The Reserve Bank of India has ignored industry's clamour for a rate cut in its 16 December mid-quarter review of the monetary policy and has maintained status quo on the back of persistent high inflation.

The slide in the rupee against the dollar continues, hurting industry's competitiveness, with the prognosis not being in the rupee's favour. Only a very bold person will stick his neck out and predict that 2012 will definitely be a year of wealth creation.

The Finance Minister, Pranab Mukherjee, who ostensibly has his finger on the pulse of the economy, has himself warned of difficult days ahead. The global scenario, especially the euro zone crisis, is adding to the worries.
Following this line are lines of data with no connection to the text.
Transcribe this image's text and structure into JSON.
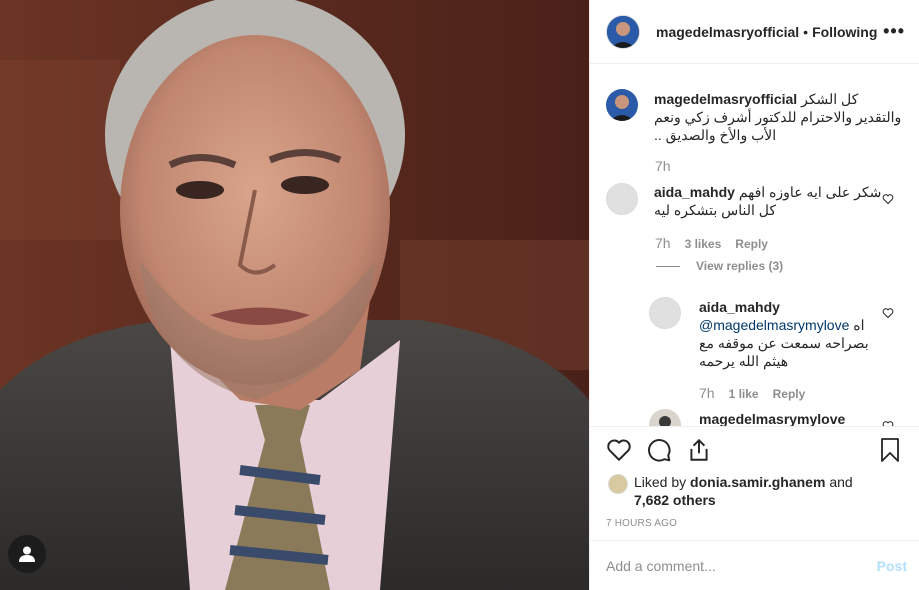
{
  "post": {
    "username": "magedelmasryofficial",
    "follow_status": "Following",
    "separator": "•",
    "more": "•••"
  },
  "caption": {
    "username": "magedelmasryofficial",
    "text": "كل الشكر والتقدير والاحترام للدكتور أشرف زكي ونعم الأب والأخ والصديق ..",
    "time": "7h"
  },
  "comments": [
    {
      "username": "aida_mahdy",
      "text": "شكر على ايه عاوزه افهم كل الناس بتشكره ليه",
      "time": "7h",
      "likes": "3 likes",
      "reply": "Reply",
      "view_replies": "View replies (3)"
    }
  ],
  "replies": [
    {
      "username": "aida_mahdy",
      "mention": "@magedelmasrymylove",
      "text": "اه بصراحه سمعت عن موقفه مع هيثم الله يرحمه",
      "time": "7h",
      "likes": "1 like",
      "reply": "Reply"
    },
    {
      "username": "magedelmasrymylove"
    }
  ],
  "likes": {
    "prefix": "Liked by",
    "user": "donia.samir.ghanem",
    "and": "and",
    "others": "7,682 others"
  },
  "timestamp": "7 HOURS AGO",
  "add_comment": {
    "placeholder": "Add a comment...",
    "post": "Post"
  },
  "colors": {
    "link": "#00376b",
    "muted": "#8e8e8e",
    "post_disabled": "#b2dffc"
  }
}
In such a situation, investors will quite naturally be searching for answers on the investment strategy to be adopted as they step into a fraught New Year. As most investment gurus advise, the best time to build a portfolio is when the general mood is pessimistic so that when things begin to look up once again, which they surely should at some point sooner or later, you will not be left ruing that you missed the bus.

In this issue, we look at how things are likely to evolve in 2012 and bring you some of the investment options across equities, mutual funds and commodities, and the strategies that might help you navigate this period of uncertainty. We also look at defensive sectors and stocks that could limit your downside as we go ahead. However, if you are an equity investor, be warned that this is not a market for the faint-hearted. While one should ideally hold equities in the overall portfolio, one needs to have staying power. Keep investing in a systematic manner and hope that just as no one bargained for the relentless slide in the market in 2011, the doomsayers are proved wrong and things could improve swiftly in 2012.

The Money Today team wishes you a very happy New Year.